'Rua dos Anjos', que integra a competição de longas-metragens do IndieLisboa, é protagonizado, escrito e realizado por Renata Ferraz, realizadora, e por Maria Roxo, que durante mais de vinte anos viveu do trabalho sexual.
Renata Ferraz, atriz, realizadora e investigadora, contou à agência Lusa que decidiu fazer este filme depois de ter interpretado o papel de uma prostituta no filme "Estive em Lisboa e lembrei de você" (2015), de José Barahona.
"Percebi que não entendia nada daquele universo, que era algo muito distante e que poucas pessoas sabiam falar sobre isso. Queria fazer um filme para me aproximar do trabalho sexual, para entender um pouco mais", explicou.
No entanto, Renata Ferraz não queria uma mera abordagem documental sobre alguém que vivesse da prostituição. Queria filmar uma mulher que falasse da sua vida, que lhe mostrasse o que é a prostituição e que fosse interveniente no processo de construção do filme.
A realizadora passou dois anos à procura da pessoa certa para o filme, até que conheceu Maria Gonçalves Roxo, que lhe entregou um documento com 90 páginas a contar a história de vida.
"A premissa era mesmo trocarmos algumas técnicas dos nossos ofícios, era o ponto de partida, mas ela chega não só querendo fazer um filme, mas [falar] sobre as histórias dela e desenhando uma outra narrativa que eu não tinha imaginado. Ela chega com esse gesto autoral e criativo", explicou Renata Ferraz.
O que se vê em "Rua dos Anjos" é o registo desse encontro entre uma realizadora e uma trabalhadora sexual, num estúdio, onde encenam e discutem detalhes sobre luz, planos e enquadramentos e falam sobre as suas experiências de vida.
Se por um lado Renata Ferraz tenta aprender técnicas e movimentos de sedução e ensina como usar uma câmara de filmar, Maria Roxo revela alguns detalhes da vida, marcada pelas drogas e pela prostituição, e como esteve completamente nas margens da sociedade.

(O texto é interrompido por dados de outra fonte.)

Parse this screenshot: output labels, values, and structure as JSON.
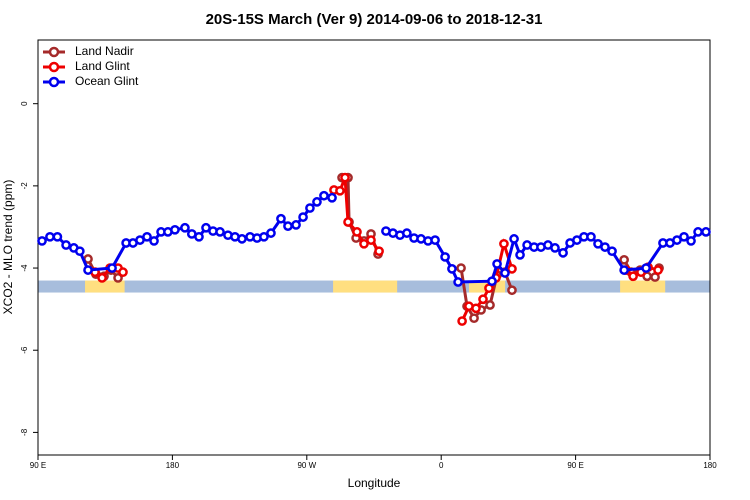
{
  "chart_data": {
    "type": "line",
    "title": "20S-15S March (Ver 9)   2014-09-06 to 2018-12-31",
    "x_label": "Longitude",
    "y_label": "XCO2 - MLO trend (ppm)",
    "xlim": [
      90,
      540
    ],
    "ylim": [
      -8.55,
      1.55
    ],
    "xticks": [
      {
        "value": 90,
        "label": "90 E"
      },
      180,
      {
        "value": 270,
        "label": "90 W"
      },
      {
        "value": 360,
        "label": "0"
      },
      {
        "value": 450,
        "label": "90 E"
      },
      {
        "value": 540,
        "label": "180"
      }
    ],
    "yticks": [
      0,
      -2,
      -4,
      -6,
      -8
    ],
    "legend": "top-left",
    "surface_band": {
      "y": -4.45,
      "ocean_color": "#a7bddc",
      "land_color": "#ffdf80",
      "land": [
        [
          121.5,
          148
        ],
        [
          287.6,
          330.5
        ],
        [
          378.6,
          402.8
        ],
        [
          479.8,
          510
        ]
      ]
    },
    "series": [
      {
        "name": "Land Nadir",
        "color": "#a52a2a",
        "x": [
          123.5,
          128.8,
          134.2,
          138.9,
          143.6,
          null,
          293.6,
          297.6,
          298.3,
          303,
          308.3,
          313,
          317.7,
          null,
          373.3,
          377.3,
          382,
          386.7,
          392.7,
          397.4,
          402.7,
          407.4,
          null,
          482.5,
          487.2,
          493.2,
          497.9,
          503.2,
          505.9
        ],
        "values": [
          -3.78,
          -4.15,
          -4.2,
          -4.05,
          -4.24,
          null,
          -1.8,
          -1.8,
          -2.88,
          -3.27,
          -3.34,
          -3.17,
          -3.66,
          null,
          -4.0,
          -4.93,
          -5.22,
          -5.02,
          -4.9,
          -4.17,
          -4.1,
          -4.54,
          null,
          -3.8,
          -4.1,
          -4.05,
          -4.2,
          -4.22,
          -4.0
        ]
      },
      {
        "name": "Land Glint",
        "color": "#ee0000",
        "x": [
          128.2,
          132.9,
          138.2,
          143.6,
          146.9,
          null,
          288.2,
          292.2,
          295.6,
          297.6,
          303.6,
          308.3,
          313,
          318.4,
          null,
          374,
          378.6,
          383.3,
          388,
          392,
          396.7,
          402,
          407.4,
          null,
          483.8,
          488.5,
          493.8,
          498.5,
          505.2
        ],
        "values": [
          -4.1,
          -4.24,
          -4.0,
          -4.0,
          -4.1,
          null,
          -2.1,
          -2.12,
          -1.8,
          -2.88,
          -3.12,
          -3.41,
          -3.32,
          -3.59,
          null,
          -5.29,
          -4.93,
          -4.98,
          -4.76,
          -4.49,
          -4.24,
          -3.41,
          -4.02,
          null,
          -4.05,
          -4.2,
          -4.1,
          -3.98,
          -4.05
        ]
      },
      {
        "name": "Ocean Glint",
        "color": "#0000ee",
        "x": [
          92.7,
          98,
          103,
          108.8,
          114,
          118,
          123.5,
          139.6,
          149,
          153.6,
          158.3,
          163,
          167.7,
          172.4,
          177,
          181.7,
          188.4,
          193,
          197.8,
          202.5,
          207.2,
          211.9,
          217.2,
          221.9,
          226.6,
          232,
          236.7,
          241.3,
          246,
          252.7,
          257.4,
          262.8,
          267.5,
          272.1,
          276.8,
          281.5,
          286.9,
          null,
          323,
          327.7,
          332.4,
          337,
          341.8,
          346.5,
          351.2,
          355.9,
          362.6,
          367.2,
          371.3,
          394,
          397.4,
          402.7,
          408.8,
          412.8,
          417.5,
          422.2,
          426.8,
          431.5,
          436.2,
          441.6,
          446.3,
          450.9,
          455.6,
          460.3,
          465,
          469.7,
          474.4,
          482.5,
          497.2,
          508.5,
          513.2,
          517.9,
          522.6,
          527.3,
          532,
          537.3
        ],
        "values": [
          -3.34,
          -3.24,
          -3.24,
          -3.44,
          -3.51,
          -3.59,
          -4.05,
          -4.0,
          -3.39,
          -3.39,
          -3.32,
          -3.24,
          -3.34,
          -3.12,
          -3.12,
          -3.07,
          -3.02,
          -3.17,
          -3.24,
          -3.02,
          -3.1,
          -3.12,
          -3.2,
          -3.24,
          -3.29,
          -3.24,
          -3.27,
          -3.24,
          -3.15,
          -2.8,
          -2.98,
          -2.95,
          -2.76,
          -2.54,
          -2.39,
          -2.24,
          -2.29,
          null,
          -3.1,
          -3.15,
          -3.2,
          -3.15,
          -3.27,
          -3.29,
          -3.34,
          -3.32,
          -3.73,
          -4.02,
          -4.34,
          -4.32,
          -3.9,
          -4.12,
          -3.29,
          -3.68,
          -3.44,
          -3.49,
          -3.49,
          -3.44,
          -3.51,
          -3.63,
          -3.39,
          -3.32,
          -3.24,
          -3.24,
          -3.41,
          -3.49,
          -3.59,
          -4.05,
          -4.0,
          -3.39,
          -3.39,
          -3.32,
          -3.24,
          -3.34,
          -3.12,
          -3.12
        ]
      }
    ]
  }
}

Maria Roxo, 62 anos, nascida em Moçambique, conta que estudava Medicina, quando o professor de Filosofia, o músico José Afonso, incitou os estudantes a insurgirem-se contra o regime colonialista do Estado Novo.
Como castigo pela rebeldia, os alunos foram enviados para o serviço militar. Maria Roxo aprendeu a manejar uma arma, fez o curso de enfermagem e foi a tratar os doentes da guerra que teve acesso a morfina e que consumiu para se esquecer dos horrores da guerra.
"O meu princípio nas drogas foi em Moçambique, na tropa, na guerra", conta no filme.
Maria Roxo, que dizia que uma prostituta era uma atriz - "a prostituta é a melhor atriz que existe no mundo" -, morreu em 2017 de complicações decorrentes de vários problemas de saúde, quando Renata Ferraz estava na fase de montagem do filme.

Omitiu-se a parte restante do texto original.